Делать тут больше было нечего. Громов улегся на сено и стал смотреть в приоткрытую створку вагона. Поезд медленно шел мимо домов, остановился, прошел в серые стальные ворота и двинулся дальше, прочь из этого города.
7
Если сесть на этот поезд, можно ехать вдоль окраин, мимо школ и поликлиник, гаражей и огородов, мимо фабрик и заводов, мимо свалок и отходов, медленно переходящих в состояние природы; если сесть на этот поезд, можно ехать вдоль природы, пригородов, переездов, полустанков, семафоров, элеваторов, заборов, рек под хлипкими мостами, текстов с темными местами, грядок, гравийных карьеров, недокрашенных сараев, перекрашенных бараков, перекошенных подъездов, недокошенных оврагов, недокушанных объедков, недостроенных объектов, недостреленных субъектов, многих слов с приставкой «недо» и других, с приставкой «пере», – а меж ними только поезд, золотая середина. Он идет с привычным грузом по дороге по железной. Если сесть на этот поезд, можно выехать отсюда.

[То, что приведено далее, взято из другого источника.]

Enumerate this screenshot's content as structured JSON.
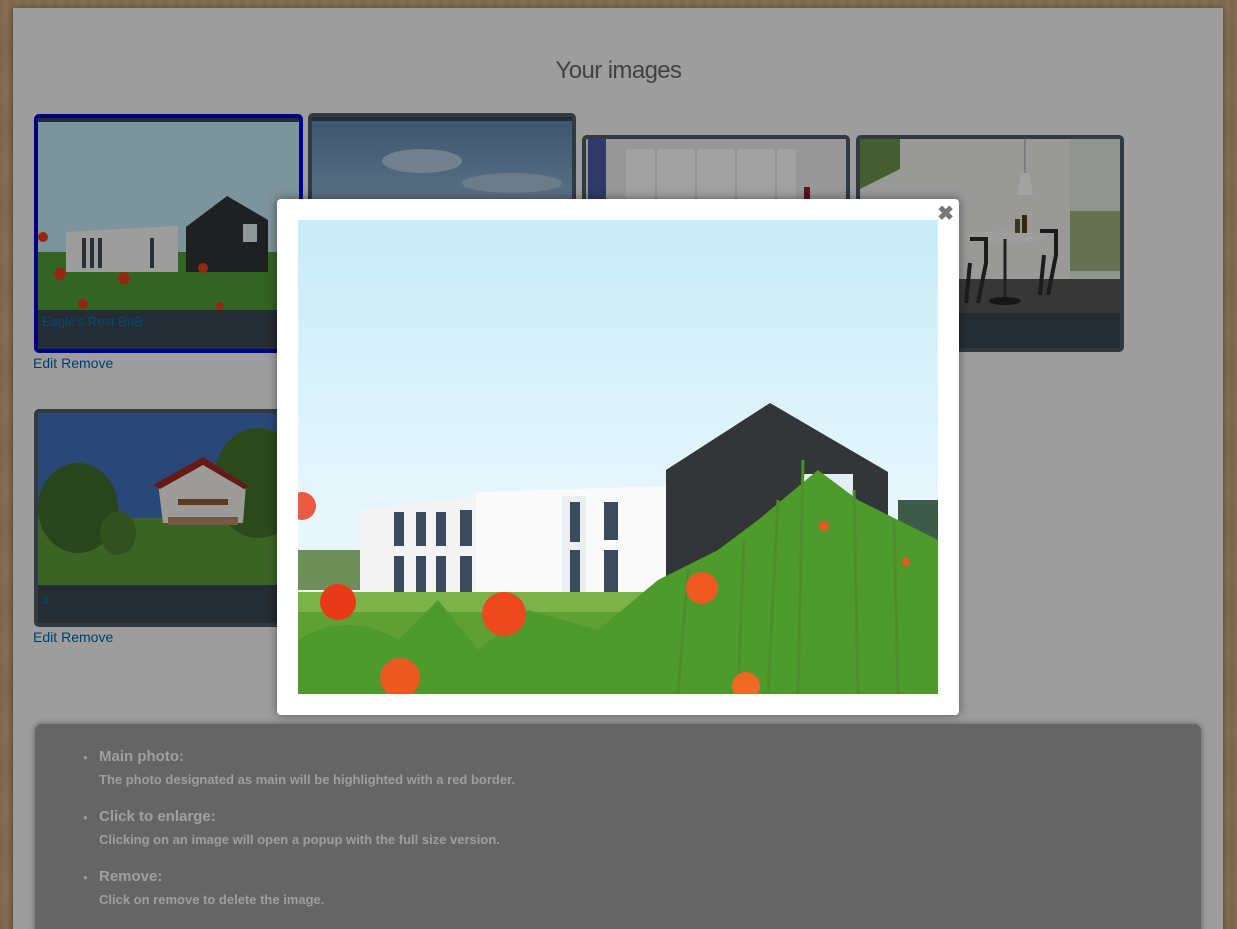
{
  "page": {
    "title": "Your images"
  },
  "images": [
    {
      "caption": "Eagle's Rest BnB",
      "is_main": true,
      "edit_label": "Edit",
      "remove_label": "Remove"
    },
    {
      "caption": "",
      "is_main": false
    },
    {
      "caption": "",
      "is_main": false
    },
    {
      "caption": "",
      "is_main": false
    },
    {
      "caption": "4",
      "is_main": false,
      "edit_label": "Edit",
      "remove_label": "Remove"
    }
  ],
  "modal": {
    "close_glyph": "✖"
  },
  "info": {
    "items": [
      {
        "title": "Main photo:",
        "text": "The photo designated as main will be highlighted with a red border."
      },
      {
        "title": "Click to enlarge:",
        "text": "Clicking on an image will open a popup with the full size version."
      },
      {
        "title": "Remove:",
        "text": "Click on remove to delete the image."
      }
    ],
    "bullet": "•"
  },
  "colors": {
    "main_border": "#0000c8",
    "link": "#0060a0",
    "card_bg": "#3a4650"
  }
}
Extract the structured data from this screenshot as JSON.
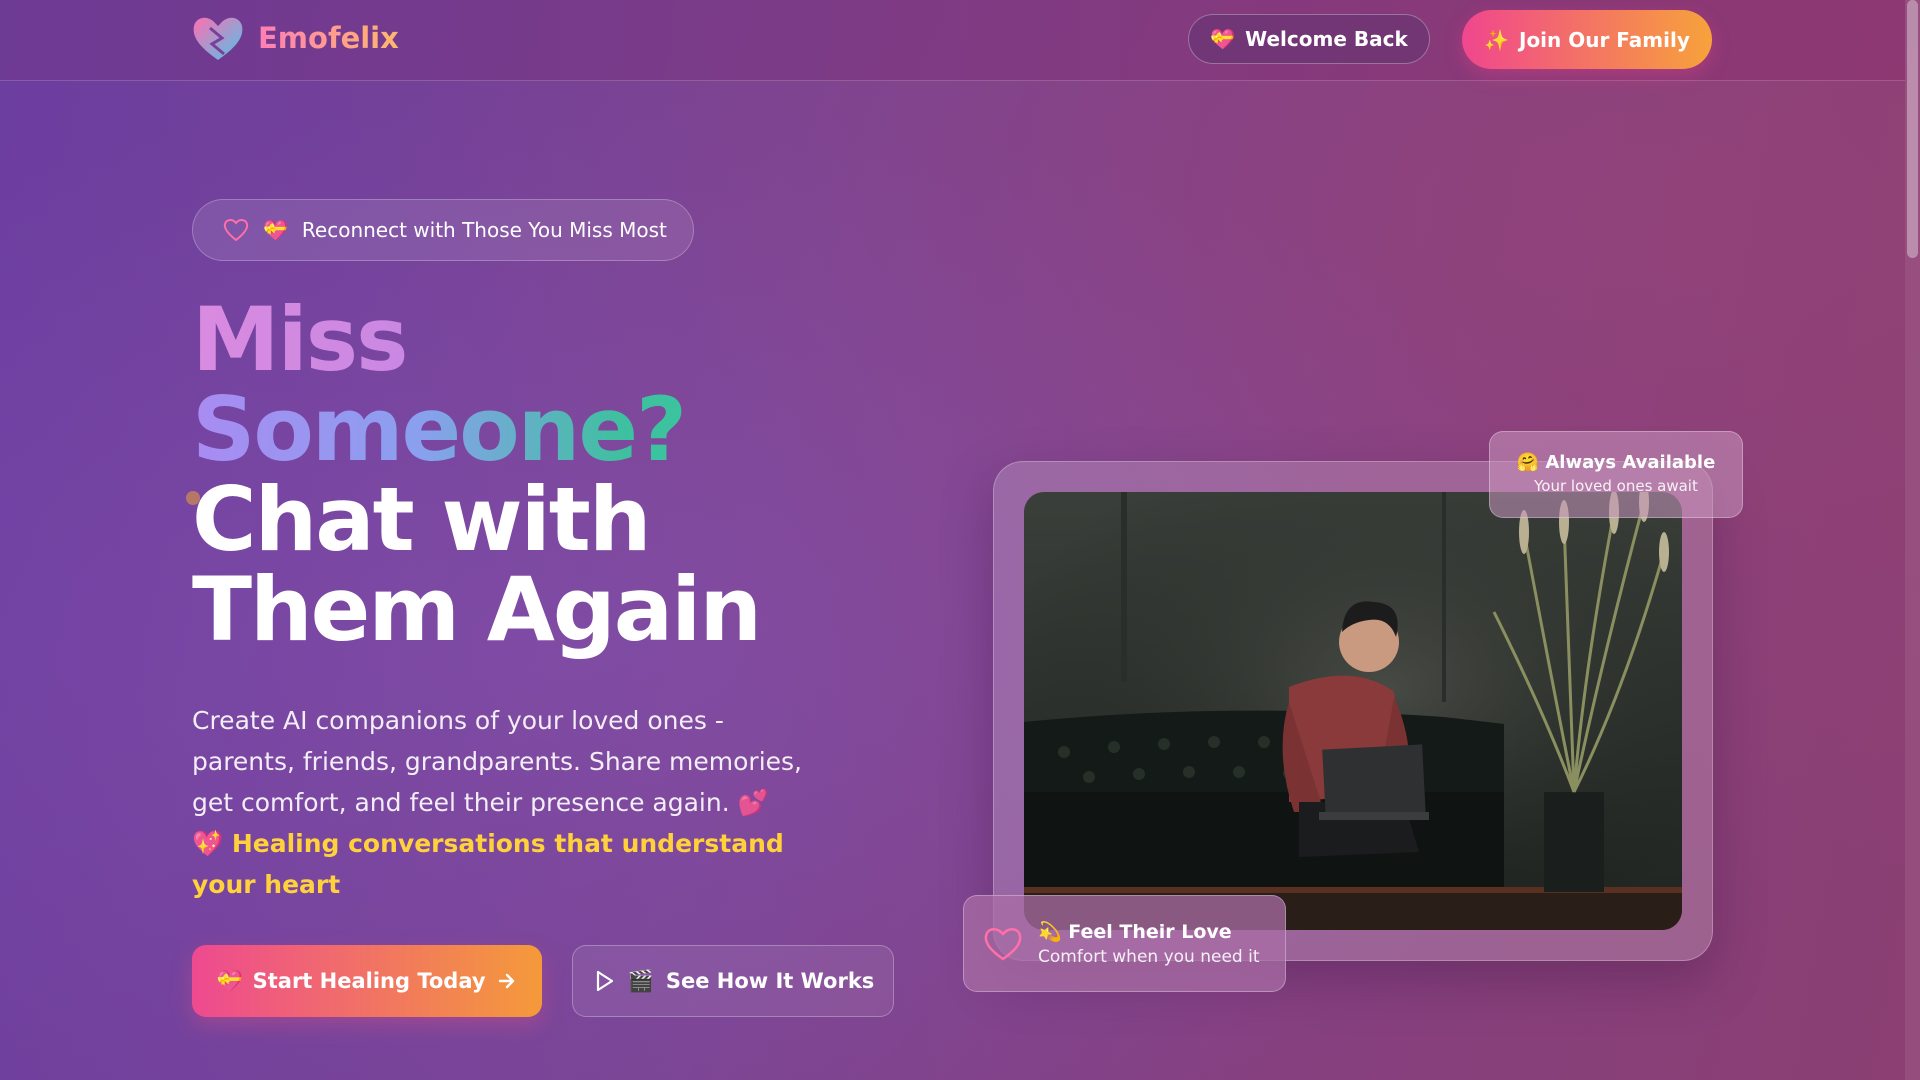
{
  "header": {
    "brand": "Emofelix",
    "welcome_emoji": "💝",
    "welcome_label": "Welcome Back",
    "join_emoji": "✨",
    "join_label": "Join Our Family"
  },
  "hero": {
    "pill_emoji": "💝",
    "pill_label": "Reconnect with Those You Miss Most",
    "headline": [
      "Miss",
      "Someone?",
      "Chat with",
      "Them Again"
    ],
    "description": "Create AI companions of your loved ones - parents, friends, grandparents. Share memories, get comfort, and feel their presence again. 💕",
    "highlight": "💖 Healing conversations that understand your heart",
    "start_emoji": "💝",
    "start_label": "Start Healing Today",
    "how_emoji": "🎬",
    "how_label": "See How It Works"
  },
  "cards": {
    "available_title": "🤗 Always Available",
    "available_sub": "Your loved ones await",
    "love_title": "💫 Feel Their Love",
    "love_sub": "Comfort when you need it"
  },
  "colors": {
    "accent_pink": "#f0468e",
    "accent_orange": "#f7a23b",
    "highlight_yellow": "#ffd13b"
  },
  "icons": [
    "heart-logo-icon",
    "heart-outline-icon",
    "arrow-right-icon",
    "play-icon"
  ]
}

Можно выехать в пространство промежуточное, в область умолчаний и догадок, пешеходов, пассажиров, путешествующих, плавающих и обремененных, в промежуточную область переходов, переносов, сдвигов и анжабеманов, будок, стрелок и клетушек, станций, пристаней, причалов, накопителей и стоек регистрации; короче – в область меж собой и миром, в ту, где бодрствует дежурный и командует диспетчер, отправляя самолеты и встречая пароходы.

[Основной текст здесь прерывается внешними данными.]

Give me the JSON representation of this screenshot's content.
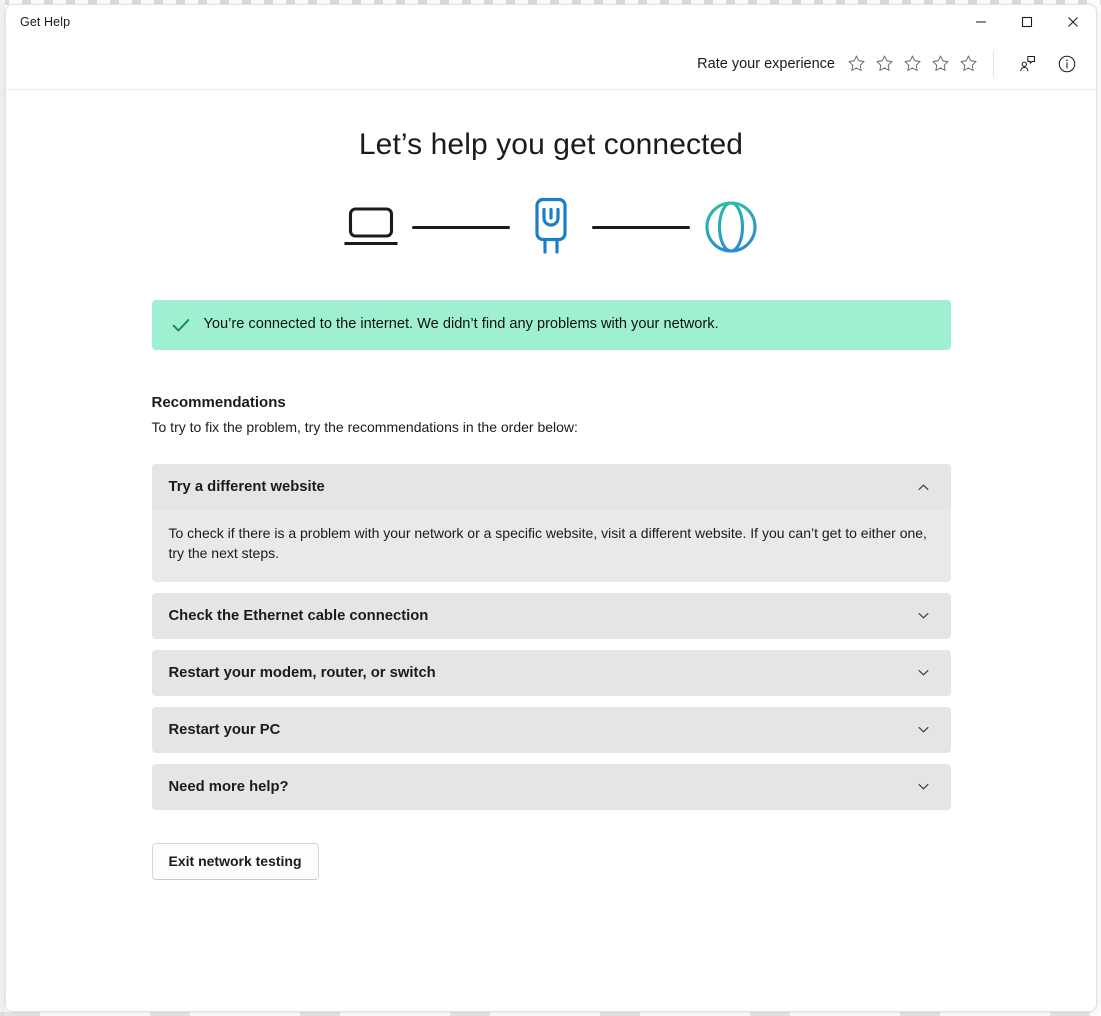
{
  "window": {
    "title": "Get Help",
    "controls": {
      "minimize": "minimize-icon",
      "maximize": "maximize-icon",
      "close": "close-icon"
    }
  },
  "commandbar": {
    "rate_label": "Rate your experience",
    "star_count": 5,
    "stars_filled": 0,
    "contact_icon": "contact-support-icon",
    "info_icon": "info-icon"
  },
  "main": {
    "heading": "Let’s help you get connected",
    "diagram": {
      "nodes": [
        {
          "name": "device-icon",
          "label": "PC",
          "color": "#1b1b1b"
        },
        {
          "name": "ethernet-connector-icon",
          "label": "Ethernet connector",
          "color": "#1a7fc4"
        },
        {
          "name": "globe-icon",
          "label": "Internet",
          "color": "#2bb4a4"
        }
      ],
      "connector_color": "#1b1b1b",
      "connector_count": 2
    },
    "banner": {
      "icon": "checkmark-icon",
      "icon_color": "#0e8a5f",
      "background": "#9ff0d0",
      "text": "You’re connected to the internet. We didn’t find any problems with your network."
    },
    "recommendations": {
      "title": "Recommendations",
      "subtitle": "To try to fix the problem, try the recommendations in the order below:",
      "items": [
        {
          "label": "Try a different website",
          "expanded": true,
          "chevron": "chevron-up-icon",
          "body": "To check if there is a problem with your network or a specific website, visit a different website. If you can’t get to either one, try the next steps."
        },
        {
          "label": "Check the Ethernet cable connection",
          "expanded": false,
          "chevron": "chevron-down-icon",
          "body": ""
        },
        {
          "label": "Restart your modem, router, or switch",
          "expanded": false,
          "chevron": "chevron-down-icon",
          "body": ""
        },
        {
          "label": "Restart your PC",
          "expanded": false,
          "chevron": "chevron-down-icon",
          "body": ""
        },
        {
          "label": "Need more help?",
          "expanded": false,
          "chevron": "chevron-down-icon",
          "body": ""
        }
      ]
    },
    "exit_button": "Exit network testing"
  },
  "colors": {
    "accent_blue": "#1a7fc4",
    "accent_teal": "#2bb4a4",
    "success_bg": "#9ff0d0",
    "success_fg": "#0e8a5f",
    "panel_header": "#e5e5e5",
    "panel_body": "#e9e9e9",
    "text": "#1b1b1b"
  }
}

Миновавши эту область, можно выехать в другую, безграничную, в которой только небо, только ветер, только радость, но не радость, а какое-то другое; вот летит веселый аист, цапля серая пухпухга или вещий Вяйнямёйнен – кто их знает, угро-финнов; вот растет степное чудо – гомерический подсолнух, вот цветут ночные травы, это те ночные травы, что не любят света солнца; вот гуляет глупый пингвин, жирной молнии подобный, шаровой, – а буревестник громко дразнится, подобный глупой молнии; а дальше стонут вещие гагары, ноют тощие верблюды, веют воющие ветры Средней Азии. И степи превращаются в пустыни.

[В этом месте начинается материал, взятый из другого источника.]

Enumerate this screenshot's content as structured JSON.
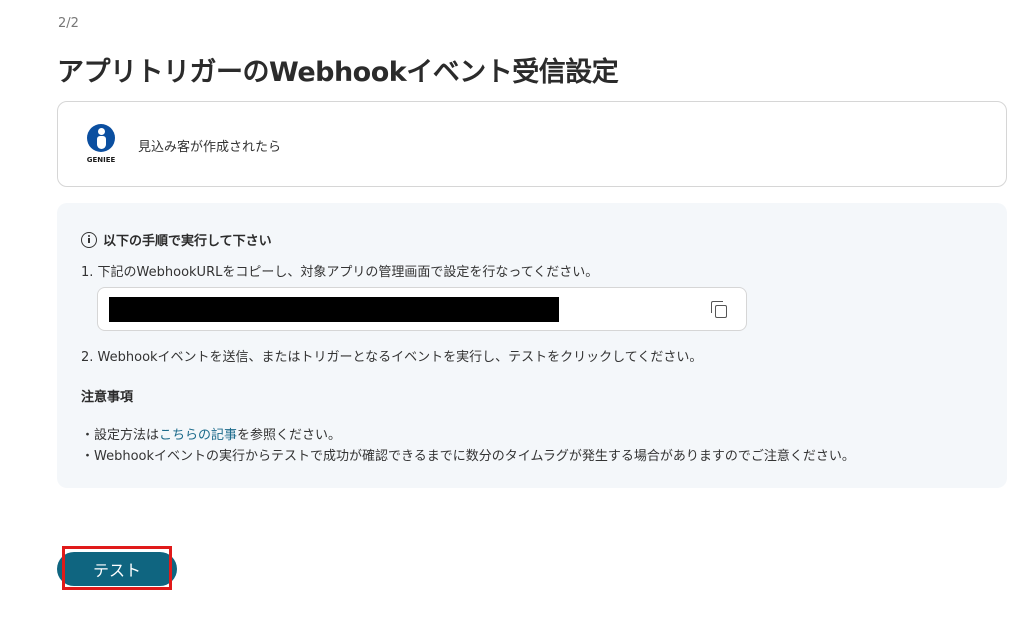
{
  "header": {
    "step": "2/2",
    "title": "アプリトリガーのWebhookイベント受信設定"
  },
  "trigger": {
    "logo_text": "GENIEE",
    "label": "見込み客が作成されたら"
  },
  "instructions": {
    "heading": "以下の手順で実行して下さい",
    "step1": "1. 下記のWebhookURLをコピーし、対象アプリの管理画面で設定を行なってください。",
    "step2": "2. Webhookイベントを送信、またはトリガーとなるイベントを実行し、テストをクリックしてください。",
    "notes_title": "注意事項",
    "note1_prefix": "・設定方法は",
    "note1_link": "こちらの記事",
    "note1_suffix": "を参照ください。",
    "note2": "・Webhookイベントの実行からテストで成功が確認できるまでに数分のタイムラグが発生する場合がありますのでご注意ください。"
  },
  "actions": {
    "test_label": "テスト"
  },
  "colors": {
    "primary_button": "#0f6580",
    "highlight": "#e01a1a",
    "link": "#1b6a8a"
  }
}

Если сесть на этот поезд, наконец увидишь своды бледно-выцветшего неба, арки, парки, минареты Ашхабада, Самарканда, Бухары и Хоросана, огнедышащее небо Закавказья и Кавказа, под которым копошатся и пируют дети юга, у которых нету сердца, но зато избыток фруктов. Если сесть на этот поезд, можно выпасть отовсюду – так солдат, уехав в отпуск, выпадает из сраженья. Вскочишь в темный куб вагона, проползешь по гулким рельсам, выйдешь из повествованья – и вернешься в эпилоге.